Y ya sobre el final: antes de que se anticipe algo de este estilo contrario a mi plan, digamos una oferta mejor, deseo que el autor o autores consideren dos hechos con madurez: primero que piensen cómo van a ser capaces de encontrar comida y ropa para cien mil bocas y espaldas inútiles según están las cosas; y segundo, que hay alrededor de un millón de criaturas con forma humana a lo ancho de este reino, cuya subsistencia total, puesta en depósito común, equivaldría a una deuda de dos millones de libras esterlinas, y que a los que son mendigos de profesión hay que añadir el montón de granjeros, labradores y braceros, con sus mujeres e hijos, que son mendigos a todos los efectos. Deseo que los políticos a los que desagrada mi propuesta, y que quizá sean tan audaces como para intentar ofrecer una solución, pregunten primero a los padres de estos mortales si, a día de hoy, no considerarían digno de celebración que les hubieran vendido como comida al año de existencia del modo que yo he recomendado, ya que gracias a eso habrían evitado la continua sucesión de desgracias por las que han pasado desde entonces debido a la opresión de los terratenientes, a la imposibilidad de pagar una renta por carecer de dinero o de negocio, a la falta de sustento básico, de casa o ropa con que resguardarse de las inclemencias del tiempo, y con la perspectiva más que inevitable de que toda su prole acarreará por siempre miseria similares o mayores.

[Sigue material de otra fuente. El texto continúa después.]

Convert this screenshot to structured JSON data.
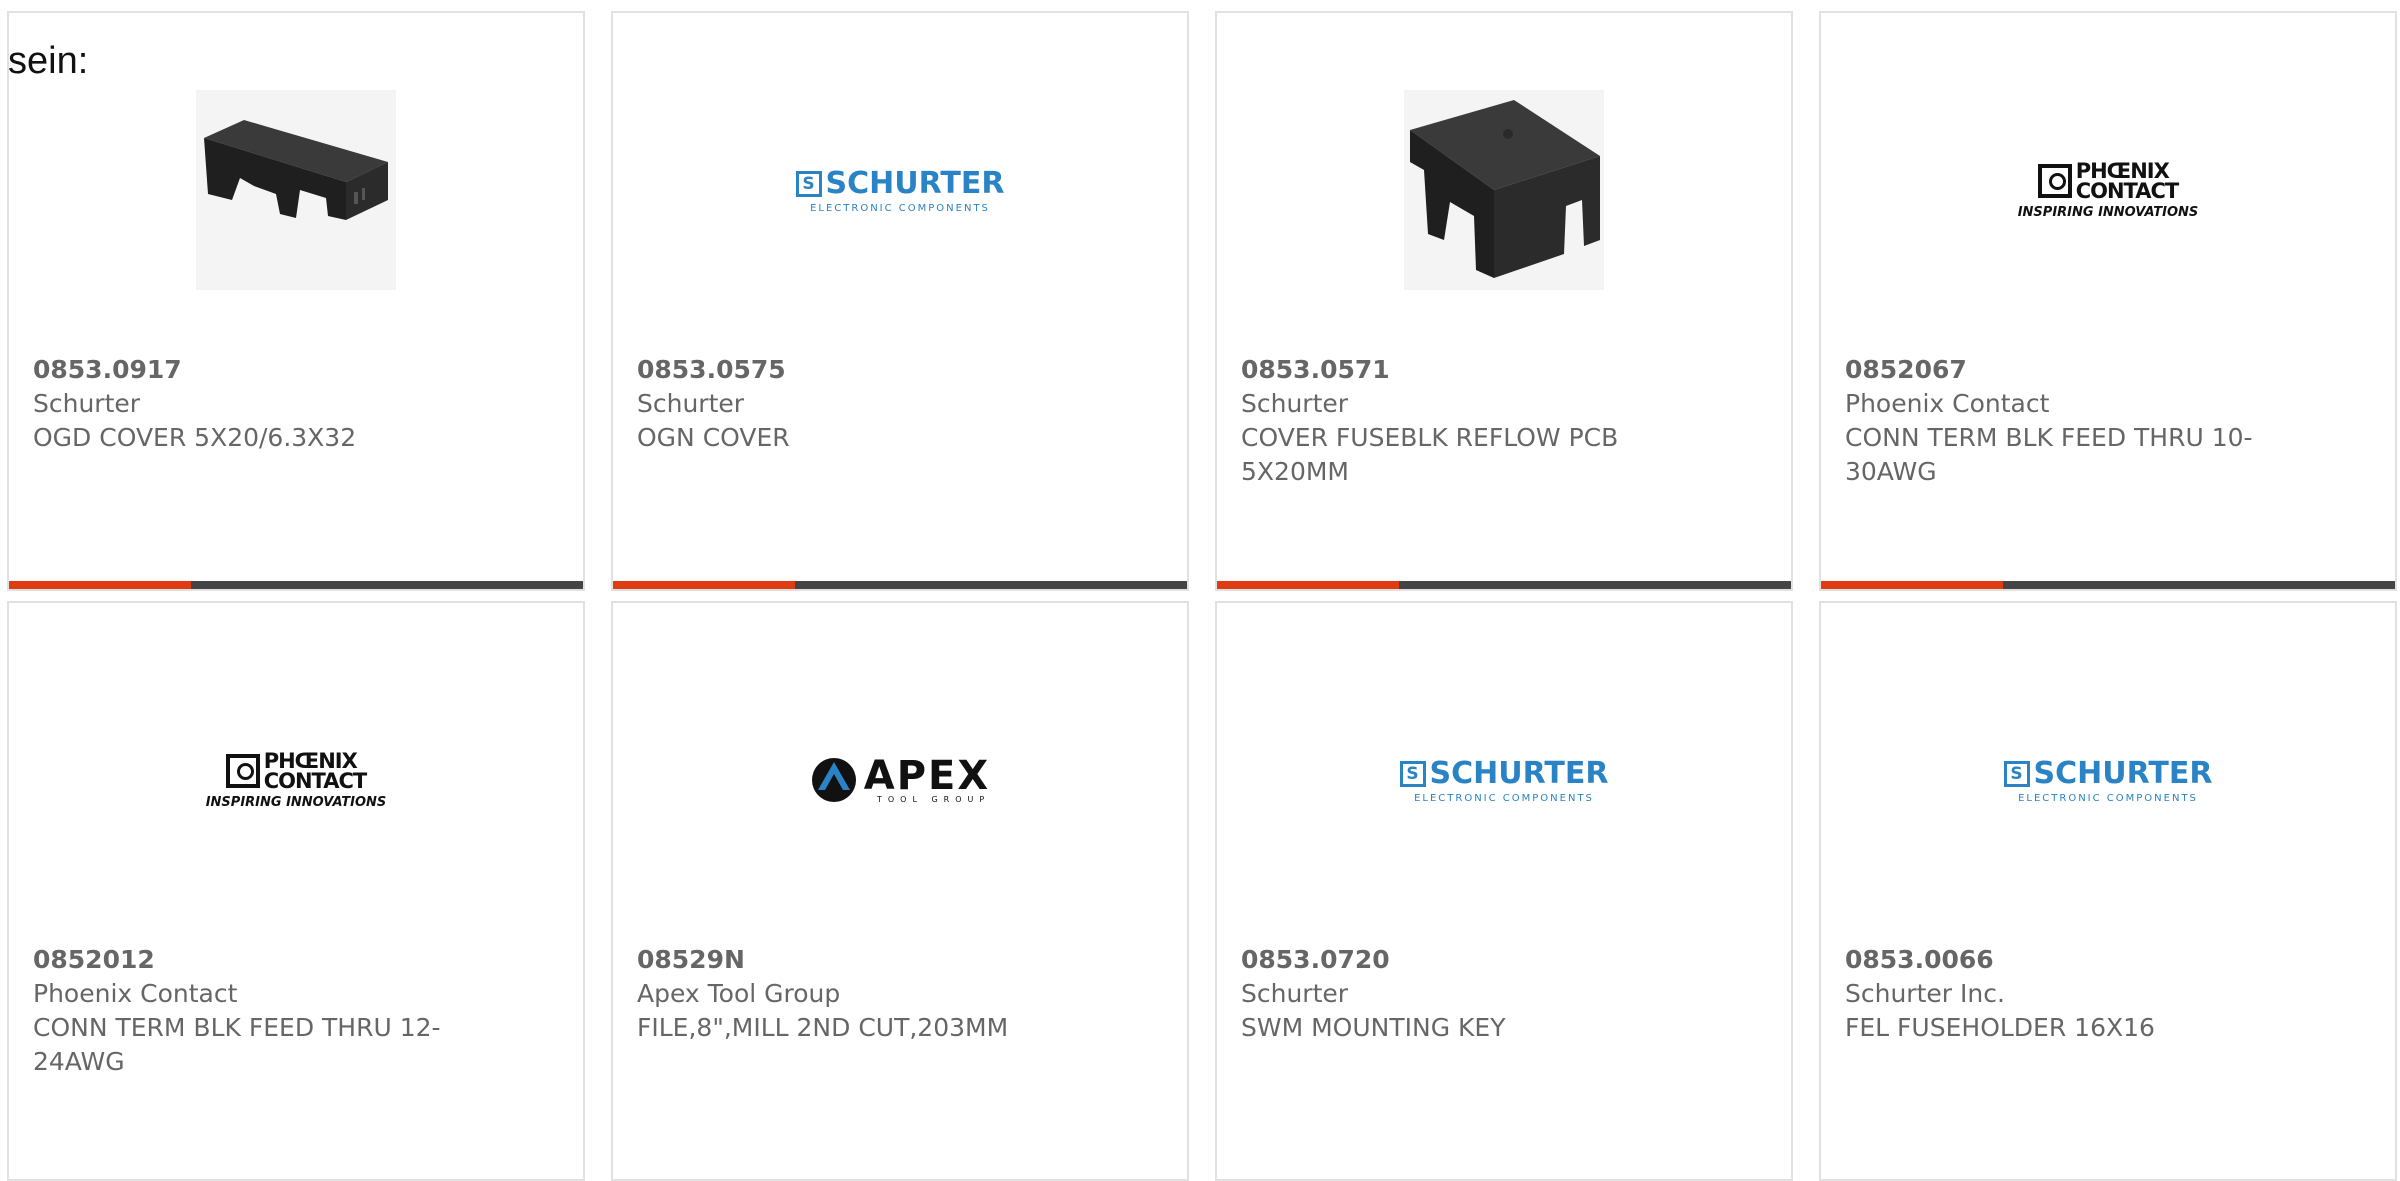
{
  "intro": "sein:",
  "brand_colors": {
    "accent_bar": "#e03c14",
    "bar_dark": "#444444",
    "schurter_blue": "#2a83c4"
  },
  "products": [
    {
      "part_number": "0853.0917",
      "manufacturer": "Schurter",
      "description": "OGD COVER 5X20/6.3X32",
      "image": "product-photo-cover"
    },
    {
      "part_number": "0853.0575",
      "manufacturer": "Schurter",
      "description": "OGN COVER",
      "image": "schurter-logo",
      "logo": {
        "word": "SCHURTER",
        "mark": "S",
        "sub": "ELECTRONIC COMPONENTS"
      }
    },
    {
      "part_number": "0853.0571",
      "manufacturer": "Schurter",
      "description": "COVER FUSEBLK REFLOW PCB 5X20MM",
      "image": "product-photo-cover-block"
    },
    {
      "part_number": "0852067",
      "manufacturer": "Phoenix Contact",
      "description": "CONN TERM BLK FEED THRU 10-30AWG",
      "image": "phoenix-logo",
      "logo": {
        "line1": "PHŒNIX",
        "line2": "CONTACT",
        "sub": "INSPIRING INNOVATIONS"
      }
    },
    {
      "part_number": "0852012",
      "manufacturer": "Phoenix Contact",
      "description": "CONN TERM BLK FEED THRU 12-24AWG",
      "image": "phoenix-logo",
      "logo": {
        "line1": "PHŒNIX",
        "line2": "CONTACT",
        "sub": "INSPIRING INNOVATIONS"
      }
    },
    {
      "part_number": "08529N",
      "manufacturer": "Apex Tool Group",
      "description": "FILE,8\",MILL 2ND CUT,203MM",
      "image": "apex-logo",
      "logo": {
        "word": "APEX",
        "sub": "TOOL GROUP"
      }
    },
    {
      "part_number": "0853.0720",
      "manufacturer": "Schurter",
      "description": "SWM MOUNTING KEY",
      "image": "schurter-logo",
      "logo": {
        "word": "SCHURTER",
        "mark": "S",
        "sub": "ELECTRONIC COMPONENTS"
      }
    },
    {
      "part_number": "0853.0066",
      "manufacturer": "Schurter Inc.",
      "description": "FEL FUSEHOLDER 16X16",
      "image": "schurter-logo",
      "logo": {
        "word": "SCHURTER",
        "mark": "S",
        "sub": "ELECTRONIC COMPONENTS"
      }
    }
  ]
}
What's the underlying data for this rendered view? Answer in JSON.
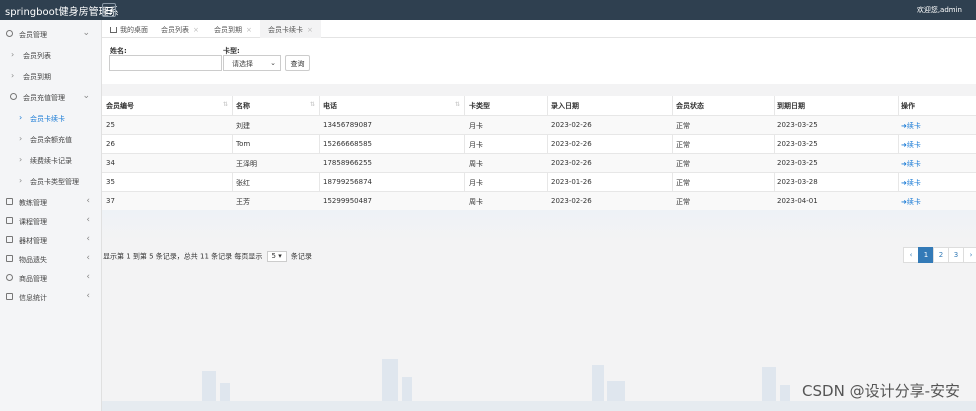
{
  "app": {
    "title": "springboot健身房管理系",
    "welcome": "欢迎您,admin"
  },
  "sidebar": {
    "items": [
      {
        "label": "会员管理",
        "icon": "user-icon"
      },
      {
        "label": "会员列表"
      },
      {
        "label": "会员到期"
      },
      {
        "label": "会员充值管理",
        "icon": "recharge-icon"
      },
      {
        "label": "会员卡续卡"
      },
      {
        "label": "会员余额充值"
      },
      {
        "label": "续费续卡记录"
      },
      {
        "label": "会员卡类型管理"
      },
      {
        "label": "教练管理",
        "icon": "coach-icon"
      },
      {
        "label": "课程管理",
        "icon": "course-icon"
      },
      {
        "label": "器材管理",
        "icon": "equipment-icon"
      },
      {
        "label": "物品遗失",
        "icon": "lost-items-icon"
      },
      {
        "label": "商品管理",
        "icon": "goods-icon"
      },
      {
        "label": "信息统计",
        "icon": "stats-icon"
      }
    ]
  },
  "tabs": [
    {
      "label": "我的桌面"
    },
    {
      "label": "会员列表"
    },
    {
      "label": "会员到期"
    },
    {
      "label": "会员卡续卡",
      "active": true
    }
  ],
  "search": {
    "name_label": "姓名:",
    "name_value": "",
    "card_label": "卡型:",
    "card_selected": "请选择",
    "button": "查询"
  },
  "table": {
    "headers": [
      "会员编号",
      "名称",
      "电话",
      "卡类型",
      "录入日期",
      "会员状态",
      "到期日期",
      "操作"
    ],
    "rows": [
      [
        "25",
        "刘建",
        "13456789087",
        "月卡",
        "2023-02-26",
        "正常",
        "2023-03-25",
        "➜续卡"
      ],
      [
        "26",
        "Tom",
        "15266668585",
        "月卡",
        "2023-02-26",
        "正常",
        "2023-03-25",
        "➜续卡"
      ],
      [
        "34",
        "王泽明",
        "17858966255",
        "周卡",
        "2023-02-26",
        "正常",
        "2023-03-25",
        "➜续卡"
      ],
      [
        "35",
        "张红",
        "18799256874",
        "月卡",
        "2023-01-26",
        "正常",
        "2023-03-28",
        "➜续卡"
      ],
      [
        "37",
        "王芳",
        "15299950487",
        "周卡",
        "2023-02-26",
        "正常",
        "2023-04-01",
        "➜续卡"
      ]
    ]
  },
  "pager": {
    "info_before": "显示第 1 到第 5 条记录，总共 11 条记录 每页显示",
    "page_size": "5",
    "info_after": "条记录",
    "prev": "‹",
    "pages": [
      "1",
      "2",
      "3"
    ],
    "next": "›"
  },
  "watermark": "CSDN @设计分享-安安",
  "colors": {
    "topbar": "#2f4050",
    "accent": "#337ab7",
    "link": "#1a7bd6"
  }
}
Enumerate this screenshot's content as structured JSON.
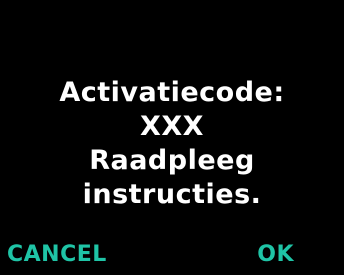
{
  "dialog": {
    "lines": [
      "Activatiecode:",
      "XXX",
      "Raadpleeg",
      "instructies."
    ]
  },
  "softkeys": {
    "left_label": "CANCEL",
    "right_label": "OK"
  },
  "colors": {
    "background": "#000000",
    "text": "#ffffff",
    "accent": "#1fc4a6"
  }
}
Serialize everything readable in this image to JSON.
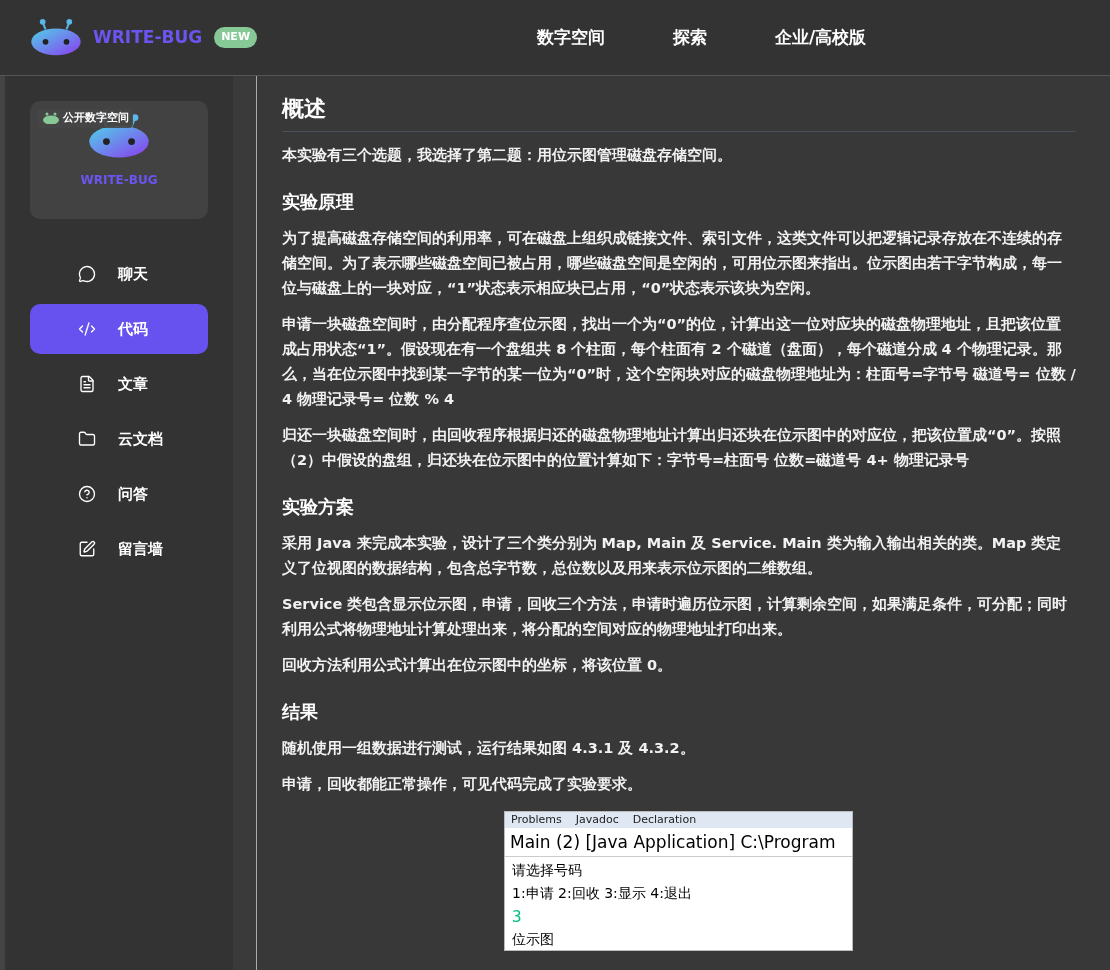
{
  "header": {
    "brand": "WRITE-BUG",
    "badge": "NEW",
    "nav": [
      {
        "label": "数字空间"
      },
      {
        "label": "探索"
      },
      {
        "label": "企业/高校版"
      }
    ]
  },
  "sidebar": {
    "card": {
      "tag": "公开数字空间",
      "brand": "WRITE-BUG"
    },
    "items": [
      {
        "label": "聊天",
        "selected": false
      },
      {
        "label": "代码",
        "selected": true
      },
      {
        "label": "文章",
        "selected": false
      },
      {
        "label": "云文档",
        "selected": false
      },
      {
        "label": "问答",
        "selected": false
      },
      {
        "label": "留言墙",
        "selected": false
      }
    ]
  },
  "article": {
    "title": "概述",
    "blocks": [
      {
        "kind": "p",
        "text": "本实验有三个选题，我选择了第二题：用位示图管理磁盘存储空间。"
      },
      {
        "kind": "h",
        "text": "实验原理"
      },
      {
        "kind": "p",
        "text": "为了提高磁盘存储空间的利用率，可在磁盘上组织成链接文件、索引文件，这类文件可以把逻辑记录存放在不连续的存储空间。为了表示哪些磁盘空间已被占用，哪些磁盘空间是空闲的，可用位示图来指出。位示图由若干字节构成，每一位与磁盘上的一块对应，“1”状态表示相应块已占用，“0”状态表示该块为空闲。"
      },
      {
        "kind": "p",
        "text": "申请一块磁盘空间时，由分配程序查位示图，找出一个为“0”的位，计算出这一位对应块的磁盘物理地址，且把该位置成占用状态“1”。假设现在有一个盘组共 8 个柱面，每个柱面有 2 个磁道（盘面），每个磁道分成 4 个物理记录。那么，当在位示图中找到某一字节的某一位为“0”时，这个空闲块对应的磁盘物理地址为：柱面号=字节号 磁道号= 位数 / 4 物理记录号= 位数 % 4"
      },
      {
        "kind": "p",
        "text": "归还一块磁盘空间时，由回收程序根据归还的磁盘物理地址计算出归还块在位示图中的对应位，把该位置成“0”。按照（2）中假设的盘组，归还块在位示图中的位置计算如下：字节号=柱面号 位数=磁道号 4+ 物理记录号"
      },
      {
        "kind": "h",
        "text": "实验方案"
      },
      {
        "kind": "p",
        "text": "采用 Java 来完成本实验，设计了三个类分别为 Map, Main 及 Service. Main 类为输入输出相关的类。Map 类定义了位视图的数据结构，包含总字节数，总位数以及用来表示位示图的二维数组。"
      },
      {
        "kind": "p",
        "text": "Service 类包含显示位示图，申请，回收三个方法，申请时遍历位示图，计算剩余空间，如果满足条件，可分配；同时利用公式将物理地址计算处理出来，将分配的空间对应的物理地址打印出来。"
      },
      {
        "kind": "p",
        "text": "回收方法利用公式计算出在位示图中的坐标，将该位置 0。"
      },
      {
        "kind": "h",
        "text": "结果"
      },
      {
        "kind": "p",
        "text": "随机使用一组数据进行测试，运行结果如图 4.3.1 及 4.3.2。"
      },
      {
        "kind": "p",
        "text": "申请，回收都能正常操作，可见代码完成了实验要求。"
      }
    ],
    "console": {
      "tabs": [
        "Problems",
        "Javadoc",
        "Declaration"
      ],
      "title": "Main (2) [Java Application] C:\\Program",
      "lines": [
        {
          "kind": "out",
          "text": "请选择号码"
        },
        {
          "kind": "out",
          "text": "1:申请 2:回收 3:显示 4:退出"
        },
        {
          "kind": "in",
          "text": "3"
        },
        {
          "kind": "out",
          "text": "位示图"
        }
      ]
    }
  }
}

Y todo este jaleo para jugar a la parábola de “la historia que se repite” y su sobada ringlera de lugares comunes que a nadie importa. Pues no, porque no hay reincidencia. Swift, aun en su cáustica inspiración, se sometió a principios elementales como el de considerar deuda de la nación la nómina de necesidades básicas de sus ciudadanos. Ahora ni eso.